God strafte zondige mensen. Toch was er nog een rest. Mensen die genade kregen van God om vast te houden aan de Verbondsgod. ”Zij zullen vrolijk zingen; vanwege de heerlijkheid des HEEREN zullen zij juichen van de zee af.” Een rest, waar ze ook als balling terecht waren gekomen (Jesaja 24:14). Misschien juichten zij ook wel over Gods oordeel over de zonde. Want wie de Heere liefheeft, geeft Hem gelijk, als Hij recht spreekt.

Geruime tijd later zou God toch die rest, de gevangenen opzoeken (Jesaja 24:22). Er was nog hoop op de berg Sion en in Jeruzalem. Daar waar, als de tempel herbouwd zou zijn, de offers werden gebracht ter verzoening. Waar Gods wet weer de toon zou aangeven. Waar straks de Messias de volle glorie van Gods genade zou openbaren (Johannes 7:28 e.v.). De maan zou er schaamrood van worden. Haar schone lichtschijn zou verbleken, in het niet vallen, bij de indrukwekkende genade en heerlijkheid die God zou gaan openbaren. Het licht van de maan valt in het niet bij het Licht van Gods genade.

----

Zaterdag 17 december 2011

Het is nog genadetijd. {Psalm 72 vers 1 tot 7#http://www.statenvertaling.net/bijbel/psal/72.html} ”Totdat de maan niet meer zij.”
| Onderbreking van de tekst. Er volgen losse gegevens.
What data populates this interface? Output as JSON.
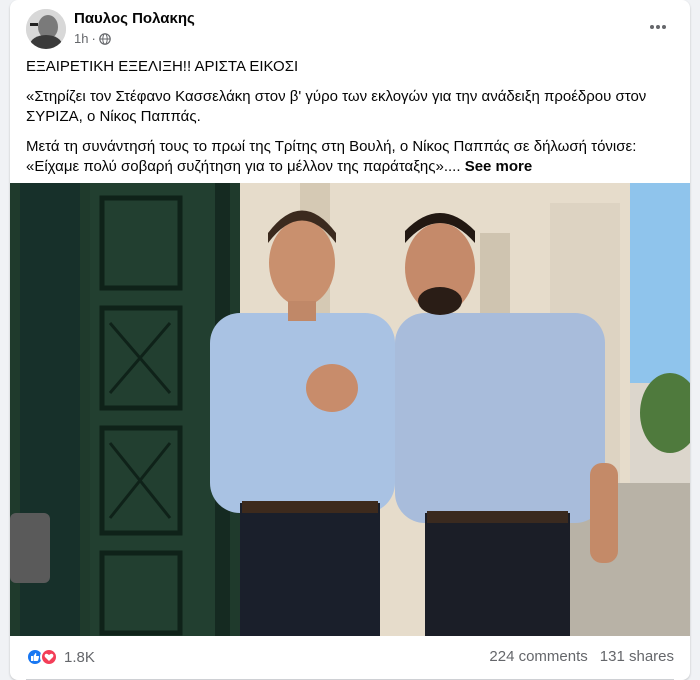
{
  "post": {
    "author": "Παυλος Πολακης",
    "time": "1h",
    "visibility_icon": "globe-icon",
    "more_icon": "more-horizontal-icon",
    "paragraphs": [
      "ΕΞΑΙΡΕΤΙΚΗ ΕΞΕΛΙΞΗ!! ΑΡΙΣΤΑ ΕΙΚΟΣΙ",
      "«Στηρίζει τον Στέφανο Κασσελάκη στον β' γύρο των εκλογών για την ανάδειξη προέδρου στον ΣΥΡΙΖΑ, ο Νίκος Παππάς."
    ],
    "last_paragraph": "Μετά τη συνάντησή τους το πρωί της Τρίτης στη Βουλή, ο Νίκος Παππάς σε δήλωσή τόνισε: «Είχαμε πολύ σοβαρή συζήτηση για το μέλλον της παράταξης»....",
    "see_more": "See more"
  },
  "footer": {
    "reaction_icons": [
      "like-icon",
      "love-icon"
    ],
    "reaction_count": "1.8K",
    "comments": "224 comments",
    "shares": "131 shares"
  },
  "colors": {
    "facebook_blue": "#1877f2",
    "love_red": "#f33e58",
    "secondary_text": "#65676b"
  }
}
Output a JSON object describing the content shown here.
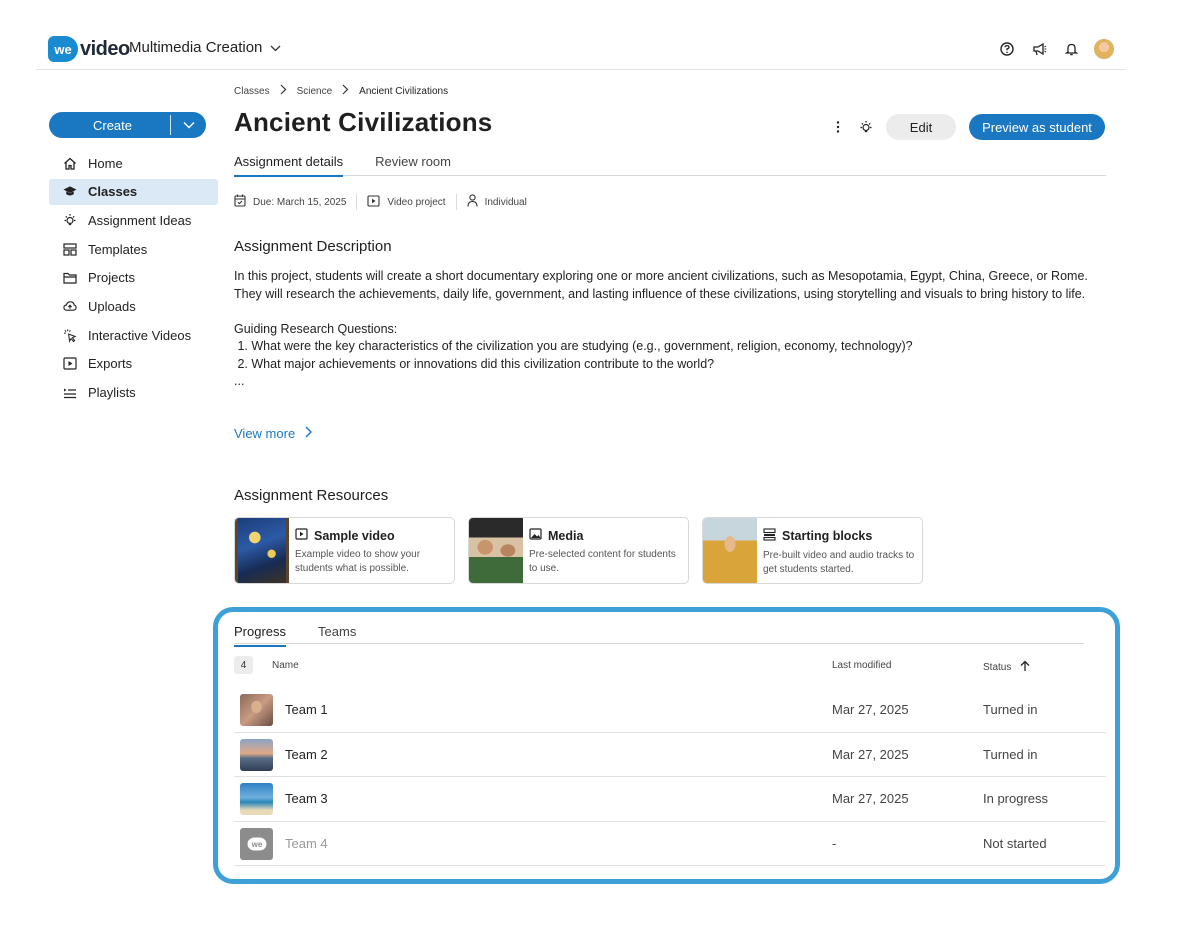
{
  "app": {
    "logo_badge": "we",
    "logo_text": "video",
    "workspace_name": "Multimedia Creation",
    "brand_color": "#1a78c2"
  },
  "top_icons": [
    "help-icon",
    "announcement-icon",
    "bell-icon",
    "user-avatar"
  ],
  "sidebar": {
    "create_label": "Create",
    "items": [
      {
        "label": "Home",
        "icon": "home-icon",
        "active": false
      },
      {
        "label": "Classes",
        "icon": "graduation-cap-icon",
        "active": true
      },
      {
        "label": "Assignment Ideas",
        "icon": "lightbulb-icon",
        "active": false
      },
      {
        "label": "Templates",
        "icon": "templates-icon",
        "active": false
      },
      {
        "label": "Projects",
        "icon": "folder-icon",
        "active": false
      },
      {
        "label": "Uploads",
        "icon": "upload-cloud-icon",
        "active": false
      },
      {
        "label": "Interactive Videos",
        "icon": "click-icon",
        "active": false
      },
      {
        "label": "Exports",
        "icon": "play-square-icon",
        "active": false
      },
      {
        "label": "Playlists",
        "icon": "playlist-icon",
        "active": false
      }
    ]
  },
  "breadcrumb": [
    "Classes",
    "Science",
    "Ancient Civilizations"
  ],
  "page": {
    "title": "Ancient Civilizations",
    "edit_label": "Edit",
    "preview_label": "Preview as student",
    "tabs": [
      "Assignment details",
      "Review room"
    ],
    "meta": {
      "due": "Due: March 15, 2025",
      "type": "Video project",
      "mode": "Individual"
    }
  },
  "description": {
    "heading": "Assignment Description",
    "paragraph": "In this project, students will create a short documentary exploring one or more ancient civilizations, such as Mesopotamia, Egypt, China, Greece, or Rome. They will research the achievements, daily life, government, and lasting influence of these civilizations, using storytelling and visuals to bring history to life.",
    "questions_heading": "Guiding Research Questions:",
    "q1": " 1. What were the key characteristics of the civilization you are studying (e.g., government, religion, economy, technology)?",
    "q2": " 2. What major achievements or innovations did this civilization contribute to the world?",
    "ellipsis": "...",
    "view_more": "View more"
  },
  "resources": {
    "heading": "Assignment Resources",
    "cards": [
      {
        "title": "Sample video",
        "icon": "play-square-icon",
        "desc": "Example video to show your students what is possible."
      },
      {
        "title": "Media",
        "icon": "image-icon",
        "desc": "Pre-selected content for students to use."
      },
      {
        "title": "Starting blocks",
        "icon": "blocks-icon",
        "desc": "Pre-built video and audio tracks to get students started."
      }
    ]
  },
  "progress": {
    "tabs": [
      "Progress",
      "Teams"
    ],
    "count": "4",
    "columns": {
      "name": "Name",
      "modified": "Last modified",
      "status": "Status"
    },
    "highlight_color": "#3fa0d8",
    "rows": [
      {
        "name": "Team 1",
        "modified": "Mar 27, 2025",
        "status": "Turned in"
      },
      {
        "name": "Team 2",
        "modified": "Mar 27, 2025",
        "status": "Turned in"
      },
      {
        "name": "Team 3",
        "modified": "Mar 27, 2025",
        "status": "In progress"
      },
      {
        "name": "Team 4",
        "modified": "-",
        "status": "Not started"
      }
    ]
  }
}
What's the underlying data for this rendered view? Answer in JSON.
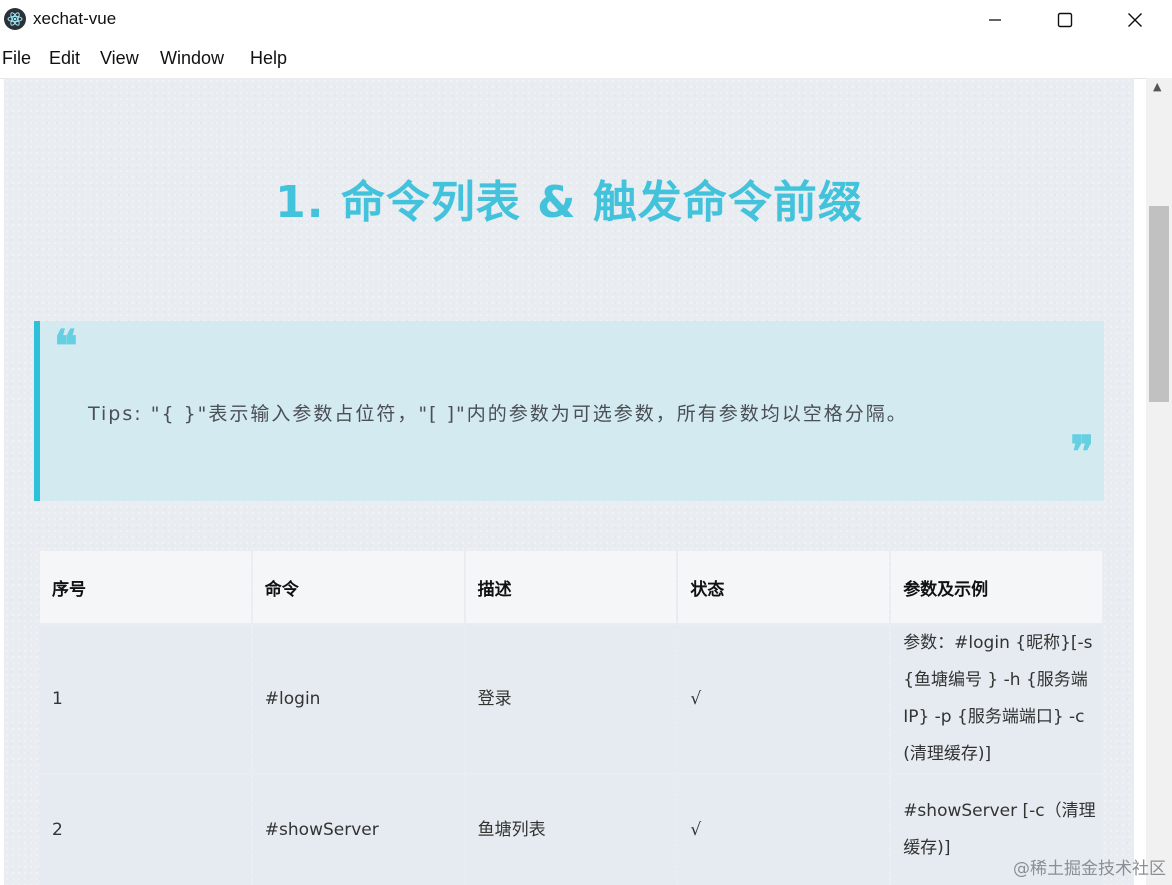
{
  "window": {
    "title": "xechat-vue",
    "app_icon": "electron-icon"
  },
  "menu": [
    "File",
    "Edit",
    "View",
    "Window",
    "Help"
  ],
  "page": {
    "heading": "1. 命令列表 & 触发命令前缀",
    "tip": {
      "open_mark": "❝",
      "close_mark": "❞",
      "text": "Tips: \"{ }\"表示输入参数占位符，\"[ ]\"内的参数为可选参数，所有参数均以空格分隔。"
    }
  },
  "table": {
    "headers": [
      "序号",
      "命令",
      "描述",
      "状态",
      "参数及示例"
    ],
    "rows": [
      {
        "index": "1",
        "command": "#login",
        "description": "登录",
        "status": "√",
        "params": "参数：#login {昵称}[-s {鱼塘编号 } -h {服务端IP} -p {服务端端口} -c (清理缓存)]"
      },
      {
        "index": "2",
        "command": "#showServer",
        "description": "鱼塘列表",
        "status": "√",
        "params": "#showServer [-c（清理缓存)]"
      }
    ]
  },
  "watermark": "@稀土掘金技术社区",
  "colors": {
    "heading": "#42c3db",
    "quote_bg": "#d3eaf0",
    "quote_border": "#2ec0d8",
    "page_bg": "#e9edf1"
  }
}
Psalm 72 duidt op Salomo’s koningschap. Toch klinkt tevens de verwijzing door naar het heil van de komende Messias. Hij in het bijzonder neemt het op voor het verstotene, het verachte, de verdrukte. En het is nog genadetijd. De tijd waarin mensen Hem nog kunnen zoeken en vinden. De tijd waarin God hier op aarde zorgt voor Zijn kerk. Hoelang zal dat duren? ”Zolang de zon en maan zullen zijn” (Psalm 72:5). Zolang deze wereld bestaat. Totdat de maan niet meer aan de hemel staat (Psalm 72:7).

De mensheid en de wereld zonder God werken zichzelf toe naar een catastrofale crisis. Op de dag die God heeft bepaald, zullen de hemelen door vuur vergaan. De elementen, het water, de aarde, zullen brandend versmelten (2 Petrus 3:12). Als de Heere Jezus een punt zet achter de genadetijd, als Hij komt om de levenden en de doden te oordelen, wordt de zon veranderd in duisternis. En de maan in bloed (Handelingen 2:20). Dat beeld duidt op oorlog.

Niet slechts Petrus spreekt over die ontzaggelijke feiten. De Heere Jezus Zelf kondigt tekenen aan in de zon en maan en sterren. Dat zal gepaard gaan met benauwdheid onder de mensen (Lukas 21:25,26). ”Nou zeg”, vraagt iemand: ”Hoe kan dat nou? Hij is toch je lieve Vriend, je Zaligmaker?” Wacht even! Voor je dat kunt zeggen, moet er iets gebeuren in je leven. Zoals bij Nicodémus (Johannes 3:5).

Wie niet tot bekering en oprecht geloof komt, heeft geen goeds te wachten, maar eeuwige verlorenheid (1 Korinthe 1:18). Maar tot Zijn discipelen, zij die echt in Hem geloven, zij die alleen door Zijn lijden en sterven vrede bij God kregen, zegt de Zaligmaker: ”Ziet omhoog, en heft uw hoofden opwaarts, omdat uw verlossing nabij is” (Lukas 21:28). Je mag, naar Zijn belofte, nieuwe hemelen en een nieuwe aarde, verwachten, waarin gerechtigheid woont (2 Petrus 3:13).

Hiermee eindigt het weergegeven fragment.